Before its association with elevators and beige dinner parties, jazz was all about making people dance with a sense of rebellion, similar to what rock and hip-hop later became known for. Fifteen years since their first recording, Hypnotic Brass Ensemble still prove that safe doesn’t have to be an option as they graced the intimate Jazz Café post-May Day.
One by one, the Chicagoan 8-piece flittered onto the stage without huge commotion, suited and booted, in contrast to the more casual tees-and-jeans attire of Loud Noises, who opened for them with covers of mostly 2000s classics. These included a comical take on ‘It Wasn’t Me’, in which the lead saxophonist mimicked the brassy timbre of Shaggy’s delivery.
As the rest of the night would prove, the Ensemble were effortless in their approach as a welcoming, tight family unit, wishing everyone a good old time. They kicked off their set-list with bouncy hip-hop-flavoured tunes to set the general party scene. Although the audience were only slightly shuffling to what they heard at this point, by no means were they not entertained.
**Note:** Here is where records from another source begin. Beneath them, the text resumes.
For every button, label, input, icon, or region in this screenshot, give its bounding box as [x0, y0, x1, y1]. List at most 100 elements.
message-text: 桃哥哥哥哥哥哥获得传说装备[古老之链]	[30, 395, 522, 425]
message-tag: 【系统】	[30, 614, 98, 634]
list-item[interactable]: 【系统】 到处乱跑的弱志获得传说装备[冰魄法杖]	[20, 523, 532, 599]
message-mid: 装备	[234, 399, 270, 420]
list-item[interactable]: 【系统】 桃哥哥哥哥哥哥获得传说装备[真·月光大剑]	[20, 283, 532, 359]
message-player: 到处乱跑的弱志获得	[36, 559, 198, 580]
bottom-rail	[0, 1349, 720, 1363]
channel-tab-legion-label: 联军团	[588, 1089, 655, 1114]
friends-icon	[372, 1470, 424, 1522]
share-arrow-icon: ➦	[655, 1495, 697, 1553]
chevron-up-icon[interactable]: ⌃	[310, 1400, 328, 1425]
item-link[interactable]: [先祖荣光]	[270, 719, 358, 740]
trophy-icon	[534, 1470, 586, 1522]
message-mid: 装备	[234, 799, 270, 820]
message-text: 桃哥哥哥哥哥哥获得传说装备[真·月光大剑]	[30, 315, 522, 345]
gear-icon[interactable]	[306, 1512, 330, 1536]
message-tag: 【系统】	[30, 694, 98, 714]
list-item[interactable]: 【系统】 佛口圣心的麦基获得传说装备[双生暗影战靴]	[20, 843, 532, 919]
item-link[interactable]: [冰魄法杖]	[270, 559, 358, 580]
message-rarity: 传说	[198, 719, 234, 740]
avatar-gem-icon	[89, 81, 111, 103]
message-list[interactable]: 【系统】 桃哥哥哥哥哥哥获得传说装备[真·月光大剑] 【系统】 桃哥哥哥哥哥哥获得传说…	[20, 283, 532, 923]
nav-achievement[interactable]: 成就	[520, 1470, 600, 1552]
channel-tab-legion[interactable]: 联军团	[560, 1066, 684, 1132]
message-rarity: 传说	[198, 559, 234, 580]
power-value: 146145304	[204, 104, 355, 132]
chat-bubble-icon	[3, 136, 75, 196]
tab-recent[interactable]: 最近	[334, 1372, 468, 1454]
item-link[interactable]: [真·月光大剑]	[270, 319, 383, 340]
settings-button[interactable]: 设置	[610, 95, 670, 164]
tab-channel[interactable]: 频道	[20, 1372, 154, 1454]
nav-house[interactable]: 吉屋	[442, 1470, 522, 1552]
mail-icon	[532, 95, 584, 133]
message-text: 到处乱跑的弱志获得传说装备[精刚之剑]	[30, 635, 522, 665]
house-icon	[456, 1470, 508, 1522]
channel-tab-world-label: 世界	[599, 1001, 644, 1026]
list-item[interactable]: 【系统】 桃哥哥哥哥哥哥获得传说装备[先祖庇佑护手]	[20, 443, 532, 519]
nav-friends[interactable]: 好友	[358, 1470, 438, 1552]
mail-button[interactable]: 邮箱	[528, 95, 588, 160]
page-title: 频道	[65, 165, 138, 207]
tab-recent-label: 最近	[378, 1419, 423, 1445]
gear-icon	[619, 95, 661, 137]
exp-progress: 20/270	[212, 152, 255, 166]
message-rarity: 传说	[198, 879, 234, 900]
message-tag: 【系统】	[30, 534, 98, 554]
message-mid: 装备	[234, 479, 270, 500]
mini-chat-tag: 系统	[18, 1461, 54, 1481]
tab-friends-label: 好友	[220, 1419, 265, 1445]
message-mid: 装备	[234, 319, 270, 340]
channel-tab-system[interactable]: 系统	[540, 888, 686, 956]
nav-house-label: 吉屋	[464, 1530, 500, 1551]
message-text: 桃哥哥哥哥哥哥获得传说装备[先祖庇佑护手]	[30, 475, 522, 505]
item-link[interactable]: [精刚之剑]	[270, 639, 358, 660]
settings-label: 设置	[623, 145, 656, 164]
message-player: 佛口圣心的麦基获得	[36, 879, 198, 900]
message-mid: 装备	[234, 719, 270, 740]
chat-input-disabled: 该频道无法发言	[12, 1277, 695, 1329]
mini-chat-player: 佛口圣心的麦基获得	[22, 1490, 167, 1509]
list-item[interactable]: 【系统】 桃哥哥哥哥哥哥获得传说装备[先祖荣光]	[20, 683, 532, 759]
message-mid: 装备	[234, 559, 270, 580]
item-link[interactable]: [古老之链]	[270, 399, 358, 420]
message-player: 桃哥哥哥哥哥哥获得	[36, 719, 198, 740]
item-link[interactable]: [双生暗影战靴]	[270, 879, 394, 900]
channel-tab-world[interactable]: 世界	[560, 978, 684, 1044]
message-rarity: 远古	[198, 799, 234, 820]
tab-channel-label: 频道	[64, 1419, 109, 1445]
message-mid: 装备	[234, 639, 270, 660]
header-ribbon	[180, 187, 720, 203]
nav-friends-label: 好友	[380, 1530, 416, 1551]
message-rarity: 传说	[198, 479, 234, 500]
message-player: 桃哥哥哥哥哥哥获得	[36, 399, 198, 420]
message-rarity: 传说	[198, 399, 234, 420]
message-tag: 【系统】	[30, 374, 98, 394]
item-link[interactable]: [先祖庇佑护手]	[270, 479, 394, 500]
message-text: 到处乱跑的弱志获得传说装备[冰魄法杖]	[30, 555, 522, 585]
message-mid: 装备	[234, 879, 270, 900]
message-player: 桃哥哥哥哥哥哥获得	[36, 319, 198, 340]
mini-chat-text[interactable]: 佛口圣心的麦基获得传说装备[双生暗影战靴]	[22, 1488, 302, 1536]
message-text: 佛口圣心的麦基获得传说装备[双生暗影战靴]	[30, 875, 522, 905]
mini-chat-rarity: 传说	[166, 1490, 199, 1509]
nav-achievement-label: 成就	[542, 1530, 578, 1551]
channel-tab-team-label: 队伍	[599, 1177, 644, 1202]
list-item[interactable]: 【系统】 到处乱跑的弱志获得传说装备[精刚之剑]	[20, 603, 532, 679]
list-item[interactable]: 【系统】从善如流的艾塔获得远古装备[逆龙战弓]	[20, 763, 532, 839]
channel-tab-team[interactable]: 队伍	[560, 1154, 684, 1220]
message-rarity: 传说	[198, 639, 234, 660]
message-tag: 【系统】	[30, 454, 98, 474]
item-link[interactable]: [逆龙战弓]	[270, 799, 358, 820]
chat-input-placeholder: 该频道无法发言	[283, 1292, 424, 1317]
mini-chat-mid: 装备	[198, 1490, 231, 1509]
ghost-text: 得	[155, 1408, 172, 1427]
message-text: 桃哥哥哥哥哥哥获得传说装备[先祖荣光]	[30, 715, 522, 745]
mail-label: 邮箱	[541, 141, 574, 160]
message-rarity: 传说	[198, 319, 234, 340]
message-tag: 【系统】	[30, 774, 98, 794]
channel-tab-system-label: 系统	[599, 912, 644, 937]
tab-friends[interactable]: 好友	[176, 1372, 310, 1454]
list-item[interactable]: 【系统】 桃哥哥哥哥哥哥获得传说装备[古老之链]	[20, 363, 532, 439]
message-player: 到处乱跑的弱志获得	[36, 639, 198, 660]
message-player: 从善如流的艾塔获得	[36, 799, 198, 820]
A collective sense of concentration and respect for the band could be felt across the floor as they presented an authentic slice of Black American culture.
Their fourth song ‘Are They Really Your Friends’ added some soulful depth, being introduced with an important call to support independent artists, as the group shone light on guest supporting bandmates from across the world. ‘Party Started’ delivered by far the most rapturous applause, after the band engaged the now bustling crowd, who were well and truly enjoying the fruits of their labour in playful call-and-response sequences, surrounded by flashing and swirling disco lights.
Before delving into a funky new song, which they had recently finished writing, the late great Prince (one of Hypnotic’s several prolific collaborators), James Brown and the Isley Brothers were referenced as a reminder of a long tradition the group follow. A wise Miles Davis quote (“Good music is good no matter what music it is”) was even paraphrased. Subsequently, it was hard not to be flooded with memories of another era as the remainder of the set was played, even if that era was before your time.
There was not one dull or awkward moment; each song playing an important role in the story the Ensemble wanted to tell. Whilst mostly a jazz/hip-hop amalgamation, aspects of rock ‘n’ roll, Latin and reggae could still be heard throughout the evening.
In the middle of the evening, the band said they hoped that by the end of their set the audience would crown them their favourite band. Well, for at least one night only, they could be confident their performance worked like a charm.